The fragmented global energy transition continues to disrupt the carbon footprint of construction. As the embodied carbon of steel, cement and modular components depends heavily on place of manufacture, procurement teams are pursuing environmental product declarations (EPDs) and low embodied carbon materials to manage embodied carbon in materials more transparently. Contracts increasingly price carbon volatility alongside inflation and currency risk. Design professionals are under growing pressure to evidence net zero whole life carbon performance through rigorous whole life carbon assessment and life cycle cost modelling. This progression marks the industry’s deeper commitment to decarbonising the built environment and achieving carbon neutral construction.
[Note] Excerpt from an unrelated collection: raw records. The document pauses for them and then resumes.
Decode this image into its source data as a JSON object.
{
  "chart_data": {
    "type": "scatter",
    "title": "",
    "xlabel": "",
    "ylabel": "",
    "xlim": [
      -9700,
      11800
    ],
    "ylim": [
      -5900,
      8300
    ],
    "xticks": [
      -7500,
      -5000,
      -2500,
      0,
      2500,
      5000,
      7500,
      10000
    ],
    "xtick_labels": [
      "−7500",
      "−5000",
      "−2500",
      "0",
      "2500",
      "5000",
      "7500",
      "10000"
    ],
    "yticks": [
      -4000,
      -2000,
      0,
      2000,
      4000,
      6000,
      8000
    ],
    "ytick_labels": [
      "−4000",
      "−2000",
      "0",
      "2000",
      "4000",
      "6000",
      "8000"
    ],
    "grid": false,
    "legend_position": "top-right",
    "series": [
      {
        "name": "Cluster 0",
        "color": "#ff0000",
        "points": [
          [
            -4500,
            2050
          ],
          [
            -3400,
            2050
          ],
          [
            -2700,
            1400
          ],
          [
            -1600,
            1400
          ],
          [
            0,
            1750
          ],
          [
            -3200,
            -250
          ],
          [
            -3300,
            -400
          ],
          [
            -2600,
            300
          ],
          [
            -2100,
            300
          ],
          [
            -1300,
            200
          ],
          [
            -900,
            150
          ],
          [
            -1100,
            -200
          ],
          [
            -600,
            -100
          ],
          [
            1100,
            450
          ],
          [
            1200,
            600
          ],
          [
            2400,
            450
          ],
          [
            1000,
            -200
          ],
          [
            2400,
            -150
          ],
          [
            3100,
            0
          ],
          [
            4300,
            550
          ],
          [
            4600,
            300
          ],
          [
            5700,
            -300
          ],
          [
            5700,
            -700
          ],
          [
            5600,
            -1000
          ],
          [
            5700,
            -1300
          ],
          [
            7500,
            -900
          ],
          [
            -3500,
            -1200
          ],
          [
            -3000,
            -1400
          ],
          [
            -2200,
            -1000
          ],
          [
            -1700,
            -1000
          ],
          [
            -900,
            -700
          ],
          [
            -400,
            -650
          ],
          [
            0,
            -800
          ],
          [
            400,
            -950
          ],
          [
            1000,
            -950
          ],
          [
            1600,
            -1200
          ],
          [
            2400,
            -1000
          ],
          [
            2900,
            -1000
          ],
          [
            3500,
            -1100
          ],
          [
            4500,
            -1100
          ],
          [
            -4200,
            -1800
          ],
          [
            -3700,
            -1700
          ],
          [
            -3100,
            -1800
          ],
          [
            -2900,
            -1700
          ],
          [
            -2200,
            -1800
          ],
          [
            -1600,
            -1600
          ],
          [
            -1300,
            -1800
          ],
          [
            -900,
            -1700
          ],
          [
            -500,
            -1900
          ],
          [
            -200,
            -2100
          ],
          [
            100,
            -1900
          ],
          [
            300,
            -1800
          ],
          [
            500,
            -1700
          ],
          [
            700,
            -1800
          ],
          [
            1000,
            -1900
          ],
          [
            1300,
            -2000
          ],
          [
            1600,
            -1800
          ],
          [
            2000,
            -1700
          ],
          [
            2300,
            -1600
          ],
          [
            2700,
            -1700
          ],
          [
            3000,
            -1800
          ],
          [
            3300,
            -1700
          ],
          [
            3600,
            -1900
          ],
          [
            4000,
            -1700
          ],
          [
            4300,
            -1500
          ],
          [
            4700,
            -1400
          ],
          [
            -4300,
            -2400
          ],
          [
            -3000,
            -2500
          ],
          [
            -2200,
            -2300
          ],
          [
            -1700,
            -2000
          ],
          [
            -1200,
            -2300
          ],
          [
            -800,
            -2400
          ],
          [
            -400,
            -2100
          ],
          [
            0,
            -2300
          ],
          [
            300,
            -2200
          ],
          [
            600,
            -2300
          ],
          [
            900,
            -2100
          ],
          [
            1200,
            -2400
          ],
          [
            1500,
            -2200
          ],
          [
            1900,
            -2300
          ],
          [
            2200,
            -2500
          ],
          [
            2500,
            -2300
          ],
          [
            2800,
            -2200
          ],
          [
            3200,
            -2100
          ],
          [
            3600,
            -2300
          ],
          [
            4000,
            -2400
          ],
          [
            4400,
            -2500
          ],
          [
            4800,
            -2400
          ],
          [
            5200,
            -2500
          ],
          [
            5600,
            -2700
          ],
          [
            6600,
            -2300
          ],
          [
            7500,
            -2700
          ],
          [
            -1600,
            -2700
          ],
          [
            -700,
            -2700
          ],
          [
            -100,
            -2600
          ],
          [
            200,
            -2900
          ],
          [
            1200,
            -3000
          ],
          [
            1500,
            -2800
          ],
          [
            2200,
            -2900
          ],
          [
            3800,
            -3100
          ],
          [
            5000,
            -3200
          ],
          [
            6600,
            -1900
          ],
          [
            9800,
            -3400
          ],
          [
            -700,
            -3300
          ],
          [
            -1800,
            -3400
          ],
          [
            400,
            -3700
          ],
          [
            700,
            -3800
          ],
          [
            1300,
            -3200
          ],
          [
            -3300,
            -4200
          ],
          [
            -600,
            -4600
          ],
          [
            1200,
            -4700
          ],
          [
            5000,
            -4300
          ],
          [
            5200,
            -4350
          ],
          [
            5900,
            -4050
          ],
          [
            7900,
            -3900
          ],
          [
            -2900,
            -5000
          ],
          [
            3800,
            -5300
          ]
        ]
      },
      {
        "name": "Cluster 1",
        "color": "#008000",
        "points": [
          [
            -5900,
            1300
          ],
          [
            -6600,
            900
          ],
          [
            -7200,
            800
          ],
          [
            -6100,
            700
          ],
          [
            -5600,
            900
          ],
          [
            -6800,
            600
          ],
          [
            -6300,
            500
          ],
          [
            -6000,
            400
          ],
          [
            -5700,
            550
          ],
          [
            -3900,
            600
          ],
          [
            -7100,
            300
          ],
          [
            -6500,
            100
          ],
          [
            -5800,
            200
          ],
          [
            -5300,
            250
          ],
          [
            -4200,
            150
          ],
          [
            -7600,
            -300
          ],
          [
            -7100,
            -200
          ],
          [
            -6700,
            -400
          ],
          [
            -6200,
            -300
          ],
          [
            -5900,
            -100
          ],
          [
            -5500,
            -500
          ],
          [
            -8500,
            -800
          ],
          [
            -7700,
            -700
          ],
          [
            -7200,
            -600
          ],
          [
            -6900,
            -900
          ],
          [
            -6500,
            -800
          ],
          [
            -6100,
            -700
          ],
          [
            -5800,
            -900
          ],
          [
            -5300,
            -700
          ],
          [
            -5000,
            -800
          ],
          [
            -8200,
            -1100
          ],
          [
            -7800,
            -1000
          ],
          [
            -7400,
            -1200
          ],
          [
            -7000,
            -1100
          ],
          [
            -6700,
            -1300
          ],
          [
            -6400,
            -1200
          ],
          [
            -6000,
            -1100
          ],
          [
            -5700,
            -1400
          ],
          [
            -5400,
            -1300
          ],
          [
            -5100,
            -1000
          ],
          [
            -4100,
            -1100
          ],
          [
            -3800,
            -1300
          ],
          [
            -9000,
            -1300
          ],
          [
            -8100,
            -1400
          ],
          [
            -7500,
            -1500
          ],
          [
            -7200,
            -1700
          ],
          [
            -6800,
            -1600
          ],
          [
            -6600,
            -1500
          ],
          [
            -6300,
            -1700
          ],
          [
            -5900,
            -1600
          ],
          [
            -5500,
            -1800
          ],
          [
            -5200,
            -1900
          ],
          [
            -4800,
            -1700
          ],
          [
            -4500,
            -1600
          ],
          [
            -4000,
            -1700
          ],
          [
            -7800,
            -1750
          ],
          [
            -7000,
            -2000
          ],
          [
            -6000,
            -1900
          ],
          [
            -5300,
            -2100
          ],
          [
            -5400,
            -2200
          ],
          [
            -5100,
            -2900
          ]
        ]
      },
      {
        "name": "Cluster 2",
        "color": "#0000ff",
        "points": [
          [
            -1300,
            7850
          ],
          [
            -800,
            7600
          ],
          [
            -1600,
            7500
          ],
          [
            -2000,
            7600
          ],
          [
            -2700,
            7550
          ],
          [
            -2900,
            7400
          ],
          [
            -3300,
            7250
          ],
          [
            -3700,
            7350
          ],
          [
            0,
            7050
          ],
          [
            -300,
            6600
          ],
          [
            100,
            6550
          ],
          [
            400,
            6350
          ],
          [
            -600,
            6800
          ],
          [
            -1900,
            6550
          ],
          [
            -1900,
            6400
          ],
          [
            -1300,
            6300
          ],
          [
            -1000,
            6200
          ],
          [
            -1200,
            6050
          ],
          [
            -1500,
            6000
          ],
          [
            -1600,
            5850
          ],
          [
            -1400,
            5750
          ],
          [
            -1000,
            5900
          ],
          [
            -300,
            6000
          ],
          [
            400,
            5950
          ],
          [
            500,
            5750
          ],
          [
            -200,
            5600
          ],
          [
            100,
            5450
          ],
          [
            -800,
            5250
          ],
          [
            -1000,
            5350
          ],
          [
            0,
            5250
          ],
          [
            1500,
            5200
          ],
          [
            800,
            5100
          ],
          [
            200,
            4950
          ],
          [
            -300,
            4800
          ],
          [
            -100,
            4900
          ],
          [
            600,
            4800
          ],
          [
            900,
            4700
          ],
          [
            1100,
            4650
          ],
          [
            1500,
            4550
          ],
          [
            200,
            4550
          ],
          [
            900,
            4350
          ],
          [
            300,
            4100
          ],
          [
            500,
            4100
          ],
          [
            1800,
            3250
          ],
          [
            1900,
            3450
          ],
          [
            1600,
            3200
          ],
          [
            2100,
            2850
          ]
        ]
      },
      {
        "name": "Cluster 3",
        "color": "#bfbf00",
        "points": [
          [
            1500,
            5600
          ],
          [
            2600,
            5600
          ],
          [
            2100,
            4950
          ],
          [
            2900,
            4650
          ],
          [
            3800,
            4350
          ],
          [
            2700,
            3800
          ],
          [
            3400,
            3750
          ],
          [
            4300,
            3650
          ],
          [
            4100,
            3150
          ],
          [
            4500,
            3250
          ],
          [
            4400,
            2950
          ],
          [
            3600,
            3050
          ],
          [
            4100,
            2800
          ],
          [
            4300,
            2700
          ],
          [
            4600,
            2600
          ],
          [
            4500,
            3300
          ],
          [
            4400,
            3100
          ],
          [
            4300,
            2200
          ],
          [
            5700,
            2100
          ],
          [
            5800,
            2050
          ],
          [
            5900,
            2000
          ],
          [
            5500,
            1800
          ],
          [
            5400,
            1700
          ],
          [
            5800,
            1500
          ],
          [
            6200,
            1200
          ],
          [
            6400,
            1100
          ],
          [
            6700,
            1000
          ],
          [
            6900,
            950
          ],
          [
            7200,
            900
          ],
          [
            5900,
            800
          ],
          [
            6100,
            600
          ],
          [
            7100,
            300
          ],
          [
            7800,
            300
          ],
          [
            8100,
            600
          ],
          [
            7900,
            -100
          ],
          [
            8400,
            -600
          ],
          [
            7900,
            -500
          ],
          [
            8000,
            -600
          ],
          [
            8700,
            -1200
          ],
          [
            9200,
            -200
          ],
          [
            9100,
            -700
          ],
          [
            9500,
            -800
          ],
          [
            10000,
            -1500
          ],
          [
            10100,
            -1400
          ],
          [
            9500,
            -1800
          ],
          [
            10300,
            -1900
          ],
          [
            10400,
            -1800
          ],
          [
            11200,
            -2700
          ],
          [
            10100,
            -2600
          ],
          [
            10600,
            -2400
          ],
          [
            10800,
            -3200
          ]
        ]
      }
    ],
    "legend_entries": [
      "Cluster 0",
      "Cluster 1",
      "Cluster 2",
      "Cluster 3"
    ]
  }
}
Corporate investment is translating ambition into deliverable outcomes. Housing and workplace projects benchmarked against BREEAM V7 and net zero carbon buildings standards are demonstrating measurable improvements in green construction efficiency, renewable building materials integration and circular construction strategies. The distinction between retrofit and replacement is being framed by whole life carbon considerations and building lifecycle performance metrics. Each project is an applied case study in sustainable material specification and eco-design for buildings, proving that low carbon design and resource efficiency in construction are now commercially viable rather than aspirational.
Sustainable construction is no longer an environmental choice but an operational necessity. The convergence of water scarcity, embodied carbon accountability and resilience-based planning ensures that sustainable building design now serves as the foundation for both climate adaptation and long-term asset value.